Real Madrid Sport City
Real Madrid Sport City
The Real Madrid Sports City in Valdebebas was conceived as a new 120-hectare institutional campus that could express the energy of the club while extending its brand into a year-round destination. Set on Madrid’s northeastern edge near Barajas Airport and IFEMA, the site’s scale allowed the club to think beyond a training ground—toward a district where sport, culture, commerce, and public life could coexist in a single, legible place. The master plan used the identity of Real Madrid as an organizing idea, translating the rituals of match day into everyday experiences and building a civic landscape around the club’s global following.
At the heart of the plan, a Retail and Entertainment Village was imagined as the social core: a museum and trophy experience, fan-oriented retail streets, dining, cinema and interactive media, and flexible plazas designed to host gatherings and events. A small stadium and indoor sport arena anchored this nucleus, while an amphitheater and central plaza extended its pull into the wider campus. The approach treated pedestrian space as the main structuring element—radiating promenades and squares that choreograph arrival, movement, and moments of communal celebration.
Surrounding this core, the broader territory was zoned to balance active program with open land and long-term growth. Hospitality and wellness uses—conference hotel, fitness and recovery facilities, and sports-themed recreation—were positioned to operate independently of match calendars while reinforcing the club’s lifestyle ecosystem. A reserve area was held for a future iconic stadium, ensuring the plan could absorb a major expansion without diluting the clarity of the original framework.

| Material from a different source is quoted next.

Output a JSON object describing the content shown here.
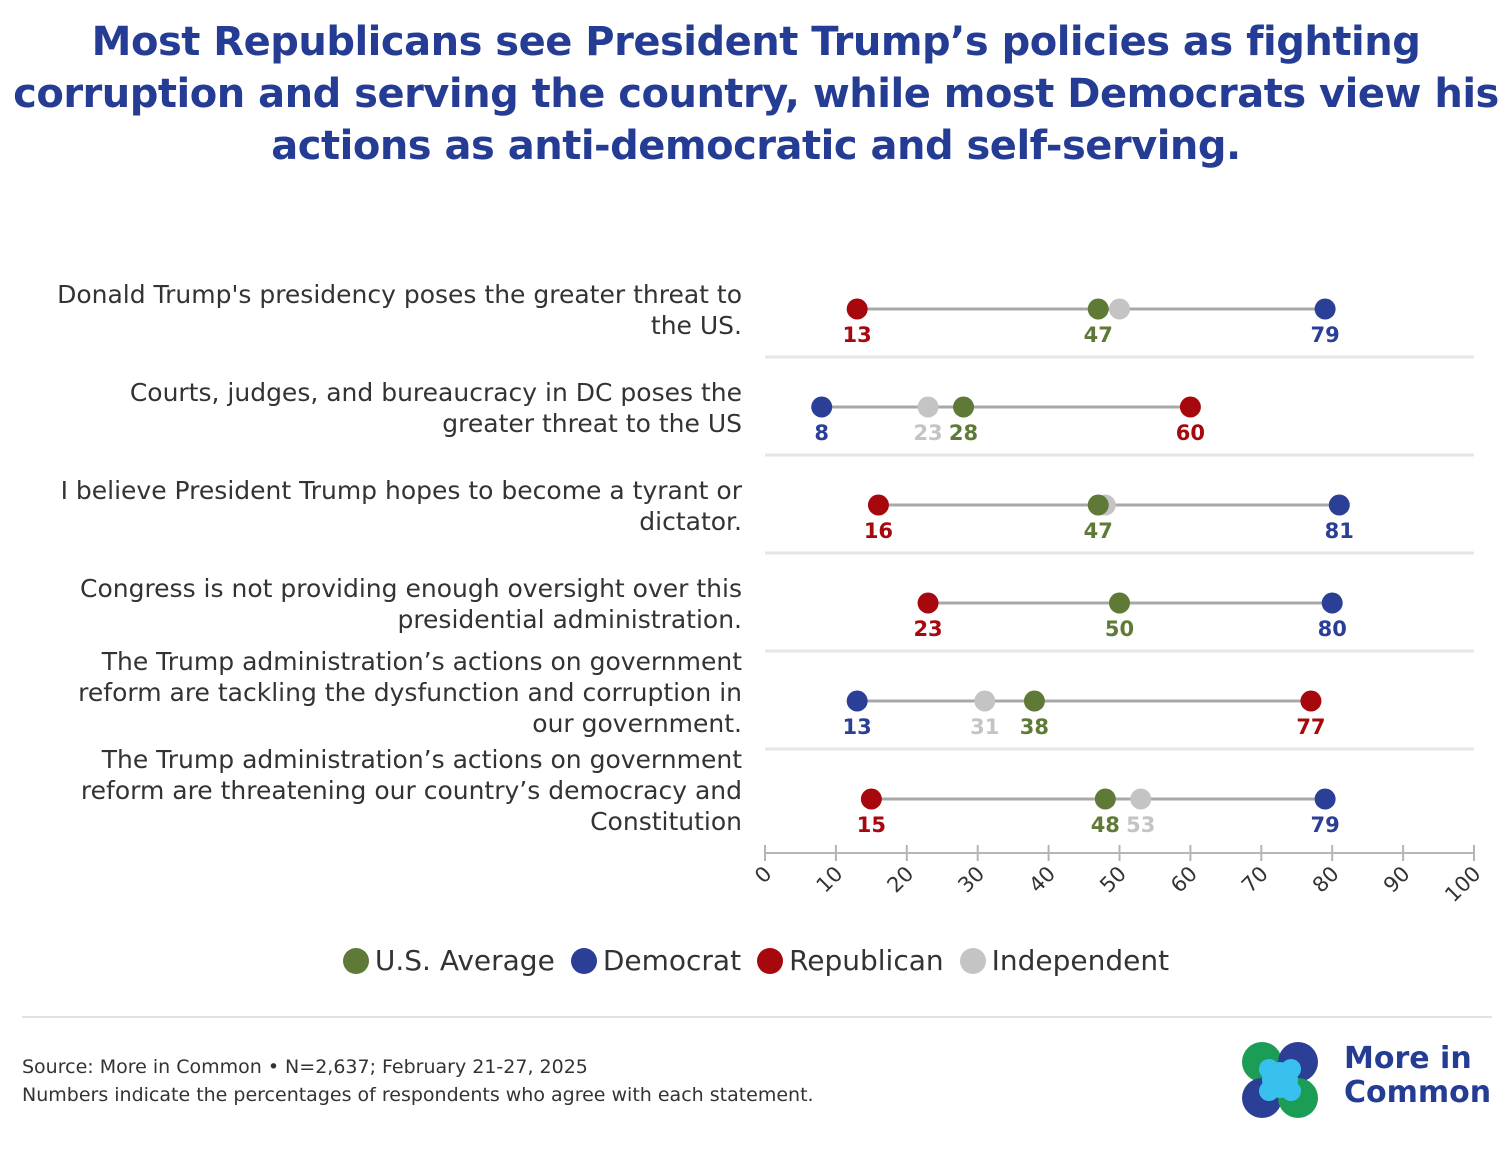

The first built phase realized the campus’s athletic backbone: one of the world’s largest club training environments, totaling roughly 1.2 million m² and featuring a dense constellation of professional and academy pitches, support buildings, medical and performance spaces, and an on-site stadium for Real Madrid Castilla. In recent years, the long-range vision has continued to evolve, with significant portions of the remaining land now earmarked for innovation and research uses—evidence that the original master plan was resilient enough to accommodate Madrid’s shifting urban and economic realities while keeping sport and public realm at its core.